Critics doubt the value to Ireland of a presence on the security council. Some question the Government’s motives in contesting the election – “a vanity project”, one contributor to this newspaper wrote dismissively. Others point to the security council’s many shortcomings, not least the paralysing effect of the veto powers held by its five permanent members and its resulting inability to act on some of the major issues of the day.

In each of its four campaigns, since the early 1960s, the State has framed its candidacy in a similar way, as a signal of national self-confidence, of Ireland’s preparedness to speak up on pillars of its foreign policy such as multilateralism, human rights and disarmament.

“On any day of the year, we have somewhere between 500 and 600 peacekeepers in the field: Irish men and women, in places that are profoundly risky and fragile,” one Government figure says. “The Canadians have about 30 or 40 peacekeepers in the field at the moment. We have an investment that is off the chart relative to many other UN member states. And that’s the table where these mandates are decided and these issues dealt with.”

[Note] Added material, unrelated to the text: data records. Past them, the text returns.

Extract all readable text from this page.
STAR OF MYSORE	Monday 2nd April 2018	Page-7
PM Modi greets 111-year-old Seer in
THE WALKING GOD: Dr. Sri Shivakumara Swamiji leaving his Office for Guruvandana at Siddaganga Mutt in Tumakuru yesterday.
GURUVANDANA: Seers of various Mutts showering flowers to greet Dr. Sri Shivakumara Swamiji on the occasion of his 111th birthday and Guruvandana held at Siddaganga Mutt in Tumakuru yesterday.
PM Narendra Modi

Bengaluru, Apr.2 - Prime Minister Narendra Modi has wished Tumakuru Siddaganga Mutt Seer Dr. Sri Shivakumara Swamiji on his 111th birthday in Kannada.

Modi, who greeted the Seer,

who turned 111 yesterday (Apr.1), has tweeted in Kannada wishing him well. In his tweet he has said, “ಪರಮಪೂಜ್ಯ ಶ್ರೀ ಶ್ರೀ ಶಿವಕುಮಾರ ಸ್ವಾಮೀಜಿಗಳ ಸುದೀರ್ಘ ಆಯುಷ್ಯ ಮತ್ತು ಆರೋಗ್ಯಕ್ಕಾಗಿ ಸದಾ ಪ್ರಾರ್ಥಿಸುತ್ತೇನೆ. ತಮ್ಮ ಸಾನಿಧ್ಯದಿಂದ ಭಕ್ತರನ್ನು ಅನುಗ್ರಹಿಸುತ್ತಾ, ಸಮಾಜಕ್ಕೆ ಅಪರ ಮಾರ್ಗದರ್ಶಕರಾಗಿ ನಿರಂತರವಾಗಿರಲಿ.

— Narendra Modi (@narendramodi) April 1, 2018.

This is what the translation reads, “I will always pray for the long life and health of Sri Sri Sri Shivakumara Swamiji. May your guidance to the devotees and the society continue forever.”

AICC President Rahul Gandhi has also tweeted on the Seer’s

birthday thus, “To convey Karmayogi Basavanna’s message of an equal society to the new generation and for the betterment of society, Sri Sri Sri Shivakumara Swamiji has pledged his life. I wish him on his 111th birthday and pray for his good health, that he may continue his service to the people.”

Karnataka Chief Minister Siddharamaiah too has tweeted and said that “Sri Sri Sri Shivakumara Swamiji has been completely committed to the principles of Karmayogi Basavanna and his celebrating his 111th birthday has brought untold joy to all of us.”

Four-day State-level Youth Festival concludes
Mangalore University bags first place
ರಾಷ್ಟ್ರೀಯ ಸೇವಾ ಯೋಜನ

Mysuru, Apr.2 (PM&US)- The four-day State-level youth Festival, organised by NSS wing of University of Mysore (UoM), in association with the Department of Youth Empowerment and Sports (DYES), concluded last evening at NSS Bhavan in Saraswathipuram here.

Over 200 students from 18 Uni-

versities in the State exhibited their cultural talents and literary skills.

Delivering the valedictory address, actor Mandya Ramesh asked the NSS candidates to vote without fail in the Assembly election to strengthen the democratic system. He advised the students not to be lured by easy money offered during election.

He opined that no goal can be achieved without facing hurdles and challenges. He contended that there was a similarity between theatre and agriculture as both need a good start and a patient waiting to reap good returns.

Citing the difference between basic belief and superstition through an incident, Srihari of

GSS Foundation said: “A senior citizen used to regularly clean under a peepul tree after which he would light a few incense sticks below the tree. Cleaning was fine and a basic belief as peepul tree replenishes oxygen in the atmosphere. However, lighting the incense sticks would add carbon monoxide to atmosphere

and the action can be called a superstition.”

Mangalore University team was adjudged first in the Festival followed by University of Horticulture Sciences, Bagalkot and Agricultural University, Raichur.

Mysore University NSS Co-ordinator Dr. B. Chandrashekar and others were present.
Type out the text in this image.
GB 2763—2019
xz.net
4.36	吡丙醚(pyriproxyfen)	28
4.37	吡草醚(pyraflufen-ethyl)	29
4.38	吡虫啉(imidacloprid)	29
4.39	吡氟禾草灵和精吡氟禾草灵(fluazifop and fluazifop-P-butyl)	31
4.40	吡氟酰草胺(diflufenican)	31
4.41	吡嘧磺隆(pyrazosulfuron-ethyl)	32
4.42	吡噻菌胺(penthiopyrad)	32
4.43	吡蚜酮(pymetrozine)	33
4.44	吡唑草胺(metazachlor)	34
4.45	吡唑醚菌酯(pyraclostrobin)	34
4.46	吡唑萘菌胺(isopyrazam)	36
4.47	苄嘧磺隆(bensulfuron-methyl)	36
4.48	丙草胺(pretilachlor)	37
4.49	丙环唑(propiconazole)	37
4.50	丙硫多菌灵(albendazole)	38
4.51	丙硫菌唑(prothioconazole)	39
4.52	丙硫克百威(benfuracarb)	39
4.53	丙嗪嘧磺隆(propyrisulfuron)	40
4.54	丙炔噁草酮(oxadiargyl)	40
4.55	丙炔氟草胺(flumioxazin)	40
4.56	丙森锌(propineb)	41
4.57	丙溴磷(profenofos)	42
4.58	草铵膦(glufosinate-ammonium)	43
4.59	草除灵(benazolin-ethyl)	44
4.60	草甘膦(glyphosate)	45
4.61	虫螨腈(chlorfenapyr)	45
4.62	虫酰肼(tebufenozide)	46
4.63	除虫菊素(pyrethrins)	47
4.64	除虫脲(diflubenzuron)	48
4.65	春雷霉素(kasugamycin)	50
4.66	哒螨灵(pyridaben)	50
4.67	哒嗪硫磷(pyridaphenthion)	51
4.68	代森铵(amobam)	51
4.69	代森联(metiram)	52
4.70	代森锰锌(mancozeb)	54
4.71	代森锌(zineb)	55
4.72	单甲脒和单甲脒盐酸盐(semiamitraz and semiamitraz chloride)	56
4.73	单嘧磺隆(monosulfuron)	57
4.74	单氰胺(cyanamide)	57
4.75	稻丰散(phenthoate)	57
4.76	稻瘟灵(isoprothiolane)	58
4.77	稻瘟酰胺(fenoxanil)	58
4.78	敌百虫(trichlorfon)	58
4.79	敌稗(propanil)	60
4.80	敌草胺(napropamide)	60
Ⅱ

About half of the UN’s work relates to Africa, and a third concerns the Middle East. Ireland’s foreign policy, measured by financial and political investment, is focused heavily on these two regions.

“If you’re going to have an understanding of how decisions are made, then you should be on the security council,” says one Government figure. “We aspire to be sitting at that table one year in 10. It’s not an overweening ambition, but it almost seems like a responsibility that, from time to time, the country seeks to take it on.”